The Chin’s brand: Maintaining a high standard in the green seasoning market

Chin’s Green Seasoning
Chin’s Green Seasoning

Few locally manufactured food products are more popular than food seasonings and with more than a dozen brands of the product on the local market (to say nothing about the foreign brands that appear increasingly on the supermarket shelves) manufacturers are kept constantly on their toes if they are to keep pace with the competition. 

What makes local food seasonings a lucrative product on the local market is not only the Guyanese proclivity for ‘nicin up de pot’ but the fact that food seasonings are also embraced by food vendors with reputations to parade. A new brand, frequently with a new flavour, pops up with monotonous regularity. 

In the business of food spices and condiments, however, reputations count for plenty as the local food sauces supplier R.P’S Enterprise is finding out. RP’s is currently in its ninth year as owner of the brand which, itself, has been around for more than three decades.

When the company was renamed, the owner, Roy Persaud, mindful of the virtue of branding, wisely kept the name. It has, he says, paid dividends. Not only has more aggressive marketing resulted in a sharp spike in sales but RP’s has also decided to add two new products – green seasoning and pepper sauce to the Chin brand. 

It is the now highly rated Chin’s Green Seasoning that has seized the market by the scruff of its neck. Singh says that high customer demand has enabled his company to cement firm business ties with his customers. 

Green seasoning is a pulped concoction of an assortment of herbs and spices, the emphasis in the manufacturing process being on the creation of, first, a unique aroma and perhaps more importantly a taste that enhances demand for the food that it is used to flavour. Its popularity reposes in the relative ease with which it can be manufactured, the art in the production process reposing in the manner in which the various flavours combine to offer its own unique taste.

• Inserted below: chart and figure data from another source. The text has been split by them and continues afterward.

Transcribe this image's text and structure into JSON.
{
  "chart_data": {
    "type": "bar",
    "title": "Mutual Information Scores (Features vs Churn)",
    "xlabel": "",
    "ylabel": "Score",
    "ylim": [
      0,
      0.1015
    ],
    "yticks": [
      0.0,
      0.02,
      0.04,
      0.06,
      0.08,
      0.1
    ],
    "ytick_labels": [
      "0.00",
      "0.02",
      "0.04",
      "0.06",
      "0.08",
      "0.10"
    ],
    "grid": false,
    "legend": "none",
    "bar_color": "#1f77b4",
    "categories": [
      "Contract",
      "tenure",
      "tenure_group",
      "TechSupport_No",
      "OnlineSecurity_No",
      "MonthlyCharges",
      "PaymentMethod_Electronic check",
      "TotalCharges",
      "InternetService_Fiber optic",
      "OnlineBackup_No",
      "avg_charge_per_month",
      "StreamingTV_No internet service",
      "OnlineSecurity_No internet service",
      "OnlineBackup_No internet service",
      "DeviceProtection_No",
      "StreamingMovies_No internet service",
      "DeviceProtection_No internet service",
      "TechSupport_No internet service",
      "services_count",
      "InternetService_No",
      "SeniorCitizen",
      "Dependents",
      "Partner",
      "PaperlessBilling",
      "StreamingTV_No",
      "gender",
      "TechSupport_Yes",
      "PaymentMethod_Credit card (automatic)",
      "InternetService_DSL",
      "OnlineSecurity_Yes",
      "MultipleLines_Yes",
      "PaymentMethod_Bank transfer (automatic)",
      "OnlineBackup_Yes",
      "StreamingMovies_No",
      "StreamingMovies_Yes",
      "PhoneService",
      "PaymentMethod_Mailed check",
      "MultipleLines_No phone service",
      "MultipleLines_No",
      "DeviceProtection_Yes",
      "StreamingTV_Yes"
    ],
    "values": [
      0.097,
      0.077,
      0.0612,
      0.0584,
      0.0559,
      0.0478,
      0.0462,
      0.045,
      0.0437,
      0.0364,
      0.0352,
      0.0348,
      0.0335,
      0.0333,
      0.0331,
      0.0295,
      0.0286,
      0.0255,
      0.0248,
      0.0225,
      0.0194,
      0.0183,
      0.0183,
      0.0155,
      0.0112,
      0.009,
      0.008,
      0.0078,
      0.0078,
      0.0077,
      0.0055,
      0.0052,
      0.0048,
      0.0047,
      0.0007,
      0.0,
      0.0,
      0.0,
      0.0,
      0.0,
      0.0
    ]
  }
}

What the bottled green seasoning has done for Guyanese cooking is to dispense with the time-consuming process of having to painstakingly go through the processes of, first, acquiring then, afterwards, washing, chopping and blending a mix of eschellot, celery, thyme, peppers and other favoured herbs. 

RP’s success with its green seasonings is shared with the farmers who supply the herbs and spices they combine to make the product. Once monthly, RP’s purchases around one hundred pounds of raw materials from farmers at Mahaica for processing. When processing is completed that amount of stock is poured into10oz, 1lt, 1.5lt, 2lt, and 1gallon bottles. The cost per bottle ranges from $161 for the 10 oz. bottle to $1454 for the 1-gallon container. 

But it is not the Chin’s brand alone that has been responsible for the success of the product. Persaud insists that his staff have been working tirelessly to offer consumers a persistent product standard. After the product is manufactured it must then pass the demanding certification test of the Government Analyst Food and Drug Department. 

The manufacturing process involves ten persons.  The freshly harvested herbs are washed after which they are masticated and bottled.